Is there any way to implement it in PyTorch? Could I use maybe some different loss function, that accepts one-hot vectors, or rewrite nn.functional.cross_entropy so that the gradient can be derived?
Or maybe any different ideas how to use labels smoothing not going into Tensorflow?
Thank you. So I should just use this function? As prediction I should pass softmax output and as labels, and I should pass smoothed vector like [0.05, 0.05, 0.9], is that correct?
Ok so I understand that I shouldn’t use softmax function, instead my predictions should be raw output of the last linear layer, and I should pass smoothed vector like [0.05, 0.05, 0.9] as a target. Moreover, it is ok to use BCELoss for multi-class classification.
I am looking for the confirmation that my ideas are ok.
you are pretty much on spot with your last comment. raw preds go into BCELossWithLogits and you can use it for multi-class classification (target is one-hot encoding)
Hi, I got a bit confused here so sorry for asking again. So do we need to to label smoothing of target values or there is no need anymore if we use BCELossWithLogits ? Because in the last question by Dawid he mentioned that he should pass smoothed vector as a target, but from your answer it seems like we need to just pass the one-hot encoded (and not smoothed) target vector.
Thanks !
I think based on the paper, we need to convert the one-hot vector to the smoothed vector and use the original loss. But changing the loss criterion is doing the same math I think.

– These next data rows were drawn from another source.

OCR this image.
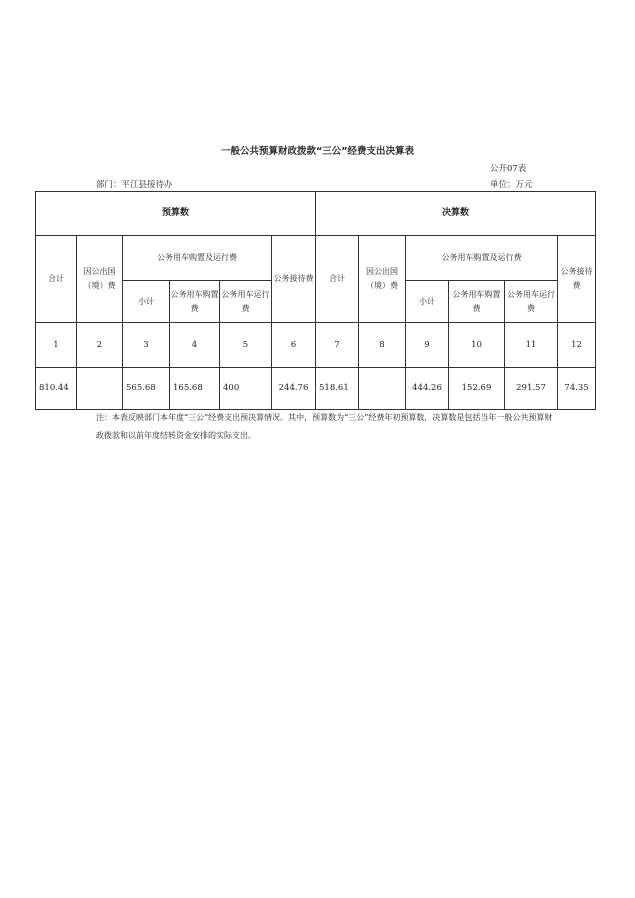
一般公共预算财政拨款“三公”经费支出决算表
公开07表
部门：平江县接待办	单位：万元
预算数						决算数					
合计	因公出国（境）费	公务用车购置及运行费			公务接待费	合计	因公出国（境）费	公务用车购置及运行费			公务接待费
		小计	公务用车购置费	公务用车运行费				小计	公务用车购置费	公务用车运行费	
1	2	3	4	5	6	7	8	9	10	11	12
810.44		565.68	165.68	400	244.76	518.61		444.26	152.69	291.57	74.35
注：本表反映部门本年度“三公”经费支出预决算情况。其中，预算数为“三公”经费年初预算数，决算数是包括当年一般公共预算财政拨款和以前年度结转资金安排的实际支出。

I have a question here, maybe naive but how does it work for multiclass?
I believe BCE loss and Sigmoid activation is for binary classes only. I Will be grateful to know about it in detail.

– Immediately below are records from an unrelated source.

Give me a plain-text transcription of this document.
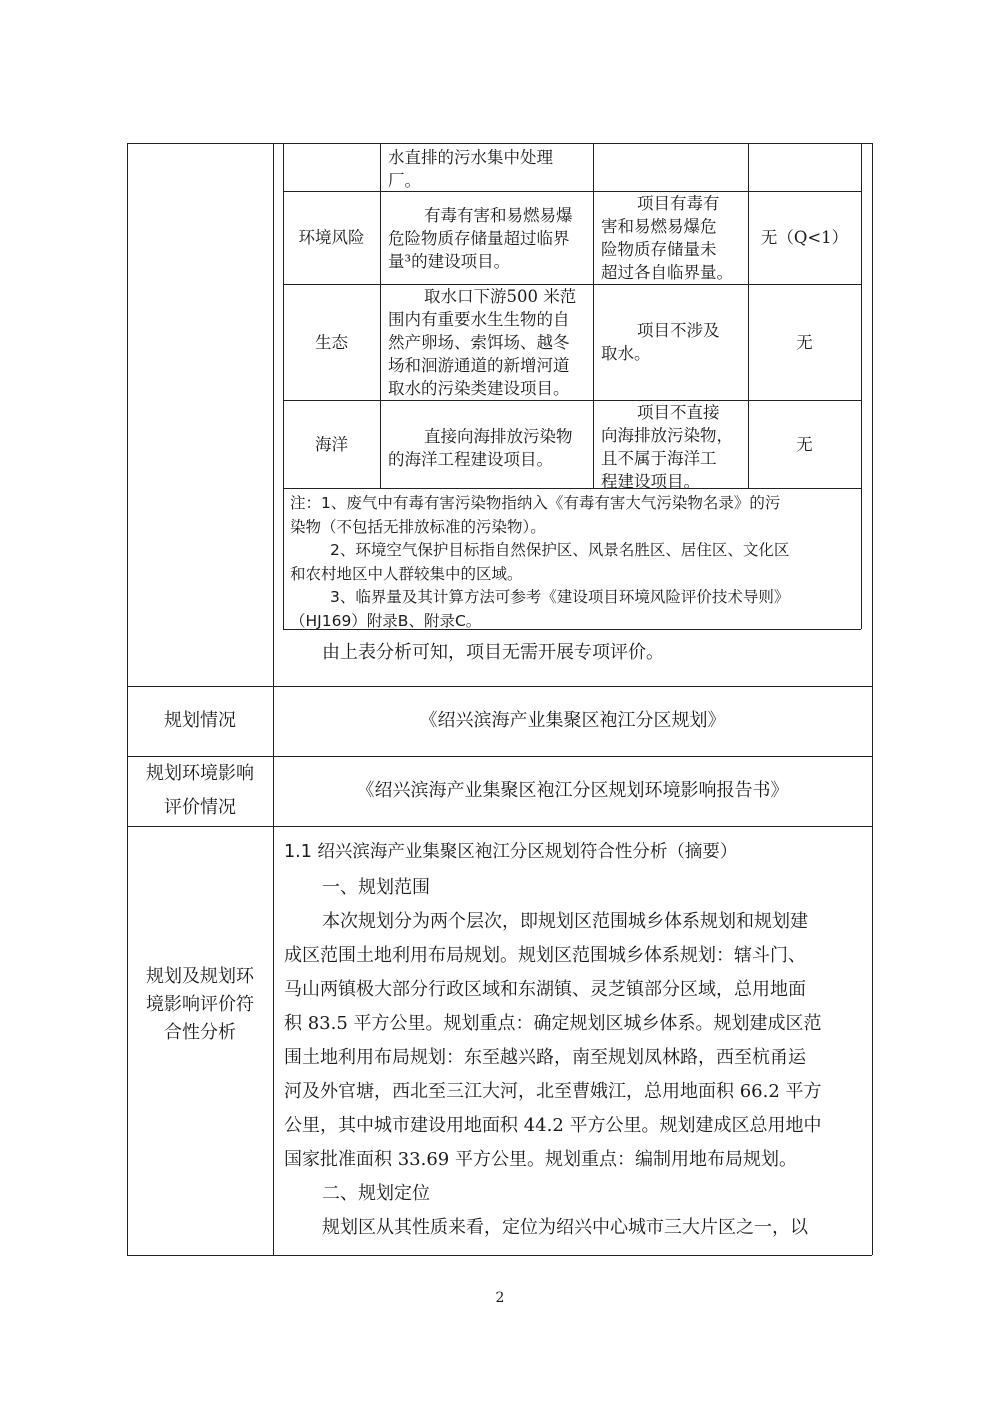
水直排的污水集中处理
厂。
环境风险
有毒有害和易燃易爆
危险物质存储量超过临界
量³的建设项目。
项目有毒有
害和易燃易爆危
险物质存储量未
超过各自临界量。
无（Q<1）
生态
取水口下游500 米范
围内有重要水生生物的自
然产卵场、索饵场、越冬
场和洄游通道的新增河道
取水的污染类建设项目。
项目不涉及
取水。
无
海洋	直接向海排放污染物
的海洋工程建设项目。
项目不直接
向海排放污染物，
且不属于海洋工
程建设项目。
无
注：1、废气中有毒有害污染物指纳入《有毒有害大气污染物名录》的污
染物（不包括无排放标准的污染物）。
2、环境空气保护目标指自然保护区、风景名胜区、居住区、文化区
和农村地区中人群较集中的区域。
3、临界量及其计算方法可参考《建设项目环境风险评价技术导则》
（HJ169）附录B、附录C。
由上表分析可知，项目无需开展专项评价。
规划情况	《绍兴滨海产业集聚区袍江分区规划》
规划环境影响
评价情况
《绍兴滨海产业集聚区袍江分区规划环境影响报告书》
规划及规划环
境影响评价符
合性分析
1.1 绍兴滨海产业集聚区袍江分区规划符合性分析（摘要）
一、规划范围
本次规划分为两个层次，即规划区范围城乡体系规划和规划建
成区范围土地利用布局规划。规划区范围城乡体系规划：辖斗门、
马山两镇极大部分行政区域和东湖镇、灵芝镇部分区域，总用地面
积 83.5 平方公里。规划重点：确定规划区城乡体系。规划建成区范
围土地利用布局规划：东至越兴路，南至规划凤林路，西至杭甬运
河及外官塘，西北至三江大河，北至曹娥江，总用地面积 66.2 平方
公里，其中城市建设用地面积 44.2 平方公里。规划建成区总用地中
国家批准面积 33.69 平方公里。规划重点：编制用地布局规划。
二、规划定位
规划区从其性质来看，定位为绍兴中心城市三大片区之一，以
2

Multi-label classification use cases, where zero, one or multiple classes can be active in each sample, can use nn.BCEWithLogitsLoss as the loss function.
The model output in this case should be [batch_size, nb_classes].
Multi-class classification use cases, where only a single class is active for each sample, would use nn.CrossEntropyLoss.
You could use e.g. nn.KLDivLoss and add the weighting to the unreduced loss or use a manual implementation for label smoothing (you should be able to find some posts in this forum).